History / Biographical Note
Biographical / Historical
The Missionary Research Library was created by John R. Mott in 1914 after the World Missionary Conference, held in Edinburgh, Scotland in 1910. It was created in order to be both a resource for missionaries, and a means to document the missionary movement. With funding from John D. Rockefeller, Mott stated, "We are now ready to…secure the most complete and serviceable missionary library and archives in the world. I desire it to be thoroughly interdenominational, ecumenical and international. It should be made preeminently rich in source material." It was located at the Madison Avenue headquarters of the Foreign Missionary Conference of North America. By the 1920s, funding was becoming scarce; therefore it was moved to the Brown Tower of the Union Theological Seminary, New York City in 1929. The Library was an important center of information and research. Active missionaries would consult the material of the Missionary Research Library while on furlough. Much of the Library's success was due to the director and librarian, Charles H. Fahs. Upon his retirement in 1948, the MRL's financial difficulties continued until it was integrated with the Burke Library's collections in 1976. In 2004, the Burke Library was fully integrated with the Columbia University Library system.
T.C. Chao, 1888 - 1979: Chao studied at Vanderbilt University and promoted an indigenous Chinese Christianity.
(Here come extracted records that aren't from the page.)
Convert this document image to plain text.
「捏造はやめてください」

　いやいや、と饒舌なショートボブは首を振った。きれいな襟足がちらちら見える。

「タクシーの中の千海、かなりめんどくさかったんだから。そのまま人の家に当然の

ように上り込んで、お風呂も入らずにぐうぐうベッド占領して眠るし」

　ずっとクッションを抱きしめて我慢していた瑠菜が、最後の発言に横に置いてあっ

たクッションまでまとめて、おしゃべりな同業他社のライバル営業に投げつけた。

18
United Board for Christian Colleges in China: Formed in 1945, by 1950 it had incorporated nearly every Christian higher education institution in China. After 1950, while prevented from operating within the People's Republic of China, it remained active in other Asian countries. Yale-in-China / Nurse-in-China: The Yale-in-China association was incorporated in 1934, and they established a college first in Changsha 長沙, Hunan province 湖南 and later in Wuhan 武漢, Hubei province 湖北. The Nurse-in-China program was centered on Xiangya Hospital 湘亞in Changsha. China Christian Educational Association: Organized in 1890, this association met once every three years to discuss education in China, and in 1912 organized an advisory council consisting of delegates from associated groups. Y.C. Yang (Yang Yongqing), 1892 - 1956: Yang studied at Soochow University (東吳大學) in China and George Washington University in the U.S. National Christian Conference of China: Held in Shanghai in May of 1922, with Myfanwy Wood, 1882-1967, Y.C. Cheng (Cheng Yingyi) and Edwin C. Lobenstine as chairpersons. The conference created the National Christian Council of China to continue the work of the China Continuation Committee. Bailey Willis, 1857 - 1949: A geological engineer and university lecturer, he led an expedition to China in 1904-1905, the findings of which were published in 1907 as Research in China, and he conducted a field study in East Asia in 1937. John Mott, 1865 - 1955: Mott was the chair of the 1910 World Missionary Conference in Edinburgh, Scotland. He was a leader of the World Student Christian Federation and received the Nobel Peace Prize in 1948. China Continuation Committee: This committee was formed in 1913 in Shanghai to connect the Edinburgh Committee (a legacy of the 1910 World Missionary Conference), mission boards in the West and missionaries in China. In 1922 the committee dissolved as the National Christian Council was formed and took over its mission.